The motion calls on the government to implement a European Union regulation which provides for emergency interventions to address high energy prices.
The EU Council regulation, which came into force on October 8, includes measures to reduce electricity demand and to collect and redistribute profits from energy companies to households and small and medium-sized enterprises.
The Rural Independents said that their motion aims to force the government “to end the unconscionable practice of protecting the super profits of wind energy companies”.
Commenting ahead of the Dáil debate on the motion, the leader of the Rural Independents, Deputy Mattie Mc Grath, stated:
“Electricity credits, while welcome, in reality, merely serve to increase the profits of energy companies, as they retain the money, driving costs higher and doing nothing to tackle the existing underlying problems.
“Every time we challenged the government on their failure, the EU was used as a scapegoat. Truthfully, those excuses were nothing more than a camouflage for the government to allow wind energy-producing companies in Ireland to make super profits,” he said.
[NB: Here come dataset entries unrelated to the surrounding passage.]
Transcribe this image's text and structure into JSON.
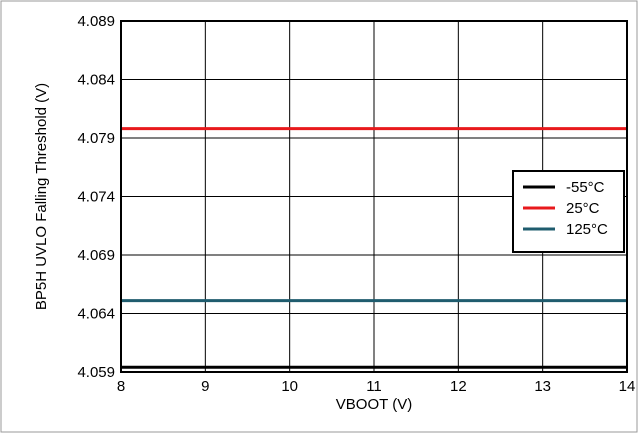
{
  "chart_data": {
    "type": "line",
    "title": "",
    "xlabel": "VBOOT (V)",
    "ylabel": "BP5H UVLO Falling Threshold (V)",
    "xlim": [
      8,
      14
    ],
    "ylim": [
      4.059,
      4.089
    ],
    "x_ticks": [
      "8",
      "9",
      "10",
      "11",
      "12",
      "13",
      "14"
    ],
    "y_ticks": [
      "4.059",
      "4.064",
      "4.069",
      "4.074",
      "4.079",
      "4.084",
      "4.089"
    ],
    "grid": true,
    "legend_position": "right",
    "series": [
      {
        "name": "-55°C",
        "color": "#000000",
        "x": [
          8,
          9,
          10,
          11,
          12,
          13,
          14
        ],
        "y": [
          4.0594,
          4.0594,
          4.0594,
          4.0594,
          4.0594,
          4.0594,
          4.0594
        ]
      },
      {
        "name": "25°C",
        "color": "#e8191c",
        "x": [
          8,
          9,
          10,
          11,
          12,
          13,
          14
        ],
        "y": [
          4.0798,
          4.0798,
          4.0798,
          4.0798,
          4.0798,
          4.0798,
          4.0798
        ]
      },
      {
        "name": "125°C",
        "color": "#1f5c6e",
        "x": [
          8,
          9,
          10,
          11,
          12,
          13,
          14
        ],
        "y": [
          4.0651,
          4.0651,
          4.0651,
          4.0651,
          4.0651,
          4.0651,
          4.0651
        ]
      }
    ]
  }
}
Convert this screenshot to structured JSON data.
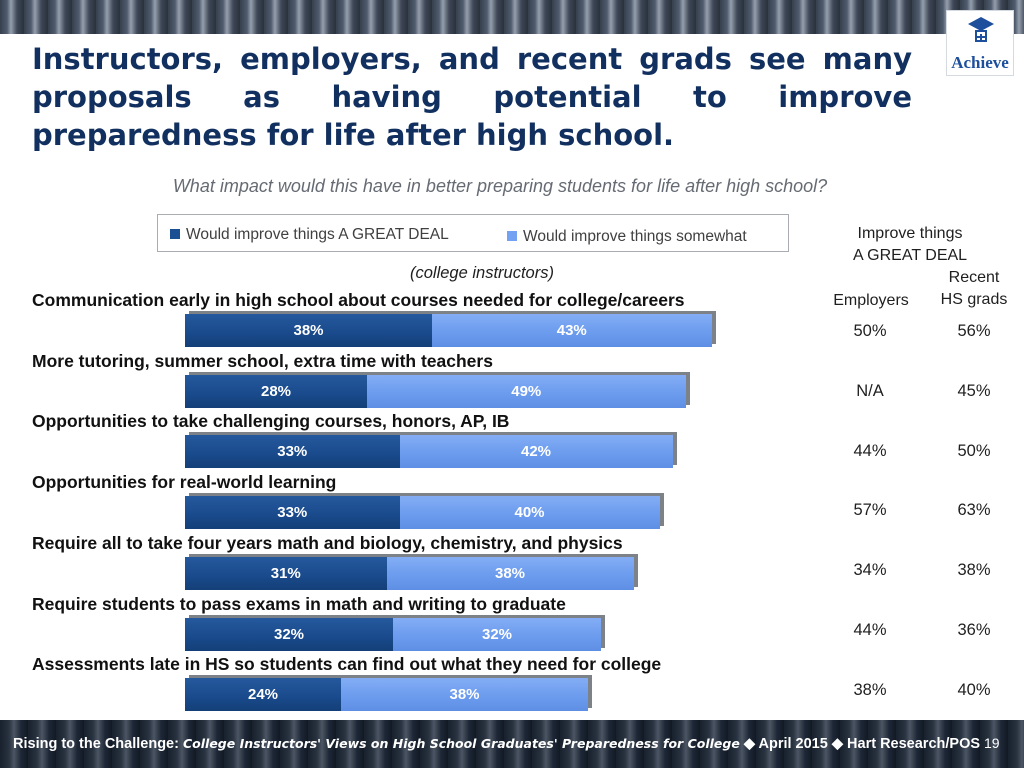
{
  "logo": {
    "text": "Achieve",
    "icon": "hat-logo-icon"
  },
  "title": "Instructors, employers, and recent grads see many proposals as having potential to improve preparedness for life after high school.",
  "subtitle": "What impact would this have in better preparing students for life after high school?",
  "legend": {
    "great_deal": "Would improve things A GREAT DEAL",
    "somewhat": "Would improve things somewhat"
  },
  "right_header": {
    "line1": "Improve things",
    "line2": "A GREAT DEAL",
    "employers": "Employers",
    "grads_line1": "Recent",
    "grads_line2": "HS grads"
  },
  "group_label": "(college instructors)",
  "colors": {
    "great_deal": "#1a4f94",
    "somewhat": "#73a2f2",
    "title": "#12305f"
  },
  "chart_data": {
    "type": "bar",
    "orientation": "horizontal",
    "stacked": true,
    "categories": [
      "Communication early in high school about courses needed for college/careers",
      "More tutoring, summer school, extra time with teachers",
      "Opportunities to take challenging courses, honors, AP, IB",
      "Opportunities for real-world learning",
      "Require all to take four years math and biology, chemistry, and physics",
      "Require students to pass exams in math and writing to graduate",
      "Assessments late in HS so students can find out what they need for college"
    ],
    "series": [
      {
        "name": "Would improve things A GREAT DEAL",
        "values": [
          38,
          28,
          33,
          33,
          31,
          32,
          24
        ],
        "labels": [
          "38%",
          "28%",
          "33%",
          "33%",
          "31%",
          "32%",
          "24%"
        ]
      },
      {
        "name": "Would improve things somewhat",
        "values": [
          43,
          49,
          42,
          40,
          38,
          32,
          38
        ],
        "labels": [
          "43%",
          "49%",
          "42%",
          "40%",
          "38%",
          "32%",
          "38%"
        ]
      }
    ],
    "table": {
      "employers": [
        "50%",
        "N/A",
        "44%",
        "57%",
        "34%",
        "44%",
        "38%"
      ],
      "recent_hs_grads": [
        "56%",
        "45%",
        "50%",
        "63%",
        "38%",
        "36%",
        "40%"
      ]
    },
    "legend_position": "top",
    "grid": false
  },
  "footer": {
    "source_prefix": "Rising to the Challenge:",
    "source_title": "College Instructors' Views on High School Graduates' Preparedness for College",
    "date": "April 2015",
    "org": "Hart Research/POS",
    "separator": "◆",
    "page": "19"
  }
}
The Rural Independents want the government to introduce “a rigid cap” on the market revenues of wind farm energy producers.
The TDs believe that the excess profits of all energy producers should be taxed with the funds being used to help consumers pay for electricity bills.
“In Ireland, Neoen; Amazon; ESB; Energia; SSE Airtricity; Greencoat capital; Strakraff; Bord Gais; and Bord na Móna, among others, have been allowed to make extortionate profits as electricity prices soar for ordinary users,” McGrath said.
“Certainly, we need as much renewable power as we can get, but we also should be able to benefit from its cheapness.
“Currently, Irish people are not gaining, while wind power producers make over 600% of their predicted earnings on 96% of the wind produced here.
“Why would any government policy put the needs of energy-producing corporations above everything and everyone else?” the Tipperary TD asked.
The motion also calls for a reduction in energy demand by “power-hungry” data centres.
Electricity consumption by data centres increased by 32% from 2020 to 2021, according to the Central Statistics Office (CSO).